Test accuracy: 0.9916999936103821





### Short answer

1\. How does the CNN compare in accuracy with yesterday's logistic regression and MLP models? How about training time?

The CNN is more accurate than the MLP at 99.17% accuracy vs. the MLP at 97.31% accuracy.

Yesterday's MLP model took 1m20s for me to train for 50 epochs. The CNN took 1h14m to complete 50 epochs, making it 57x slower.

2\. How many trainable parameters are there in the CNN you built for this assignment?

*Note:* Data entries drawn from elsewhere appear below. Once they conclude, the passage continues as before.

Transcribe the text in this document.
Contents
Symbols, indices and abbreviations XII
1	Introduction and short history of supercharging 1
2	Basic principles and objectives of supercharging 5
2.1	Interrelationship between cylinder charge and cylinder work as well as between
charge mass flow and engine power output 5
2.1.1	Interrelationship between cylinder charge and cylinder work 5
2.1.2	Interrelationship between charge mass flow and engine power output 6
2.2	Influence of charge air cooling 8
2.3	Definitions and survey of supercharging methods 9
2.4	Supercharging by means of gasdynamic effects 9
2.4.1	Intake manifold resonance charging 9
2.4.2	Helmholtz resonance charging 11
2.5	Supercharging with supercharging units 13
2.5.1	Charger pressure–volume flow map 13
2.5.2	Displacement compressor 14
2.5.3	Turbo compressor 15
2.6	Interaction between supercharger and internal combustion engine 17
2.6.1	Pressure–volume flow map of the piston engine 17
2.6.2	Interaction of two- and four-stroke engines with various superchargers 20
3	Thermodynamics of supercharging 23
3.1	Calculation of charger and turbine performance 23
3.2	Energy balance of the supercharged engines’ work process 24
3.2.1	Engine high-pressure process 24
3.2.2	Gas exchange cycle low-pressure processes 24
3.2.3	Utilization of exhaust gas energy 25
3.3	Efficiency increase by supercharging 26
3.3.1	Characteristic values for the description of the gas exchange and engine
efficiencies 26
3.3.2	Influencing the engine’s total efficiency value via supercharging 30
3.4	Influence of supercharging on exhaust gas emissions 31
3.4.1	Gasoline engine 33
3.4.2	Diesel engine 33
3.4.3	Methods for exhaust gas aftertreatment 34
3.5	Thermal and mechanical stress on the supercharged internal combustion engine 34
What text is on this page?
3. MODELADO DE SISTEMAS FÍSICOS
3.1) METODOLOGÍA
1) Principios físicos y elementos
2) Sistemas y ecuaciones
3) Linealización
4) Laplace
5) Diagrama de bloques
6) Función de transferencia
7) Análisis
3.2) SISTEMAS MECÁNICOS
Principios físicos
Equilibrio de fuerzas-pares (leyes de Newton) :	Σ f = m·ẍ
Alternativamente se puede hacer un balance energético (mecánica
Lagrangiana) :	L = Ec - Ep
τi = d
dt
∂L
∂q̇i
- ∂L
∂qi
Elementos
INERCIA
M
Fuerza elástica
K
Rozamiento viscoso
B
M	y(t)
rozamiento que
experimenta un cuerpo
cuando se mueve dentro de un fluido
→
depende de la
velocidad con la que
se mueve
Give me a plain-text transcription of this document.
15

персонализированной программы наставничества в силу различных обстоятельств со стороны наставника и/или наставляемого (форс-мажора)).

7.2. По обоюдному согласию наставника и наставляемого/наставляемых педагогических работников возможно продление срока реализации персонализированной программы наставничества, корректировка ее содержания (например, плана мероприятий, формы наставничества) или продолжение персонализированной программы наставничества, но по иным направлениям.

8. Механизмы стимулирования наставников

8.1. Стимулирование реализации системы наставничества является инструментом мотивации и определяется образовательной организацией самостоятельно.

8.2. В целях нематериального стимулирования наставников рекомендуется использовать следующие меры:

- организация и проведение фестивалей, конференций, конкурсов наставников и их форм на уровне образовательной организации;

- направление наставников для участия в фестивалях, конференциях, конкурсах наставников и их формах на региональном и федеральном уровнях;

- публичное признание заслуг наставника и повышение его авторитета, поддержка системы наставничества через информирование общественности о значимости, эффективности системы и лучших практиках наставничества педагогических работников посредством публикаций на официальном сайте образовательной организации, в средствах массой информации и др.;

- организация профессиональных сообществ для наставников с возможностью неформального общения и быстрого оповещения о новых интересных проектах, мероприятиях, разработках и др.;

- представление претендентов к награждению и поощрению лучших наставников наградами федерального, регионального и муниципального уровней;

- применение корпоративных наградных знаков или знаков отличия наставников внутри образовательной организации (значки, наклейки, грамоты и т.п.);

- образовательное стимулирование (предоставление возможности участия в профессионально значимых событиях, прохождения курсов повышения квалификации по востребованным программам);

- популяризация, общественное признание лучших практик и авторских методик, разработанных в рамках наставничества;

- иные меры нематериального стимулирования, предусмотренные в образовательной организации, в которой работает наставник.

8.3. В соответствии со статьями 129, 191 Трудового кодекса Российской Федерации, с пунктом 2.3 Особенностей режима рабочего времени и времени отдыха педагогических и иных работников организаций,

*Note: By trainable parameters, I mean individual scalars. For example, a weight matrix that is 10x5 has 50.*

There are 808,138 trainable parameters in the CNN I built for this assignment.

Breakdown by variable:
- `W1`: $32*5*5 = 800$
- `b1`: $32$
- `W2`: $64*5*5 = 1600$
- `b2`: $64$
- `W_full_1`: $7*7*64*256 = 802816$
- `b_full_1`: $256$
- `W_scores`: $256*10 = 2560$
- `b_scores`: $10$

3\. When would you use a CNN versus a logistic regression model or an MLP?

When the additional capabilities of a CNN are required to signficantly improve the accuracy. A CNN will likely have more trainable parameters, increasing its training time relative to an MLP. This can lead to overfitting, so a CNN could be used only if enough data are available to train the CNN. Overfitting can happen with logistic regression or an MLP as well, but is more of an issue with the increased number of parameters in a CNN.

One example of this additional capability is transitional and rotational invariance, which a CNN is capable of learning while an MLP or logistic regression cannot.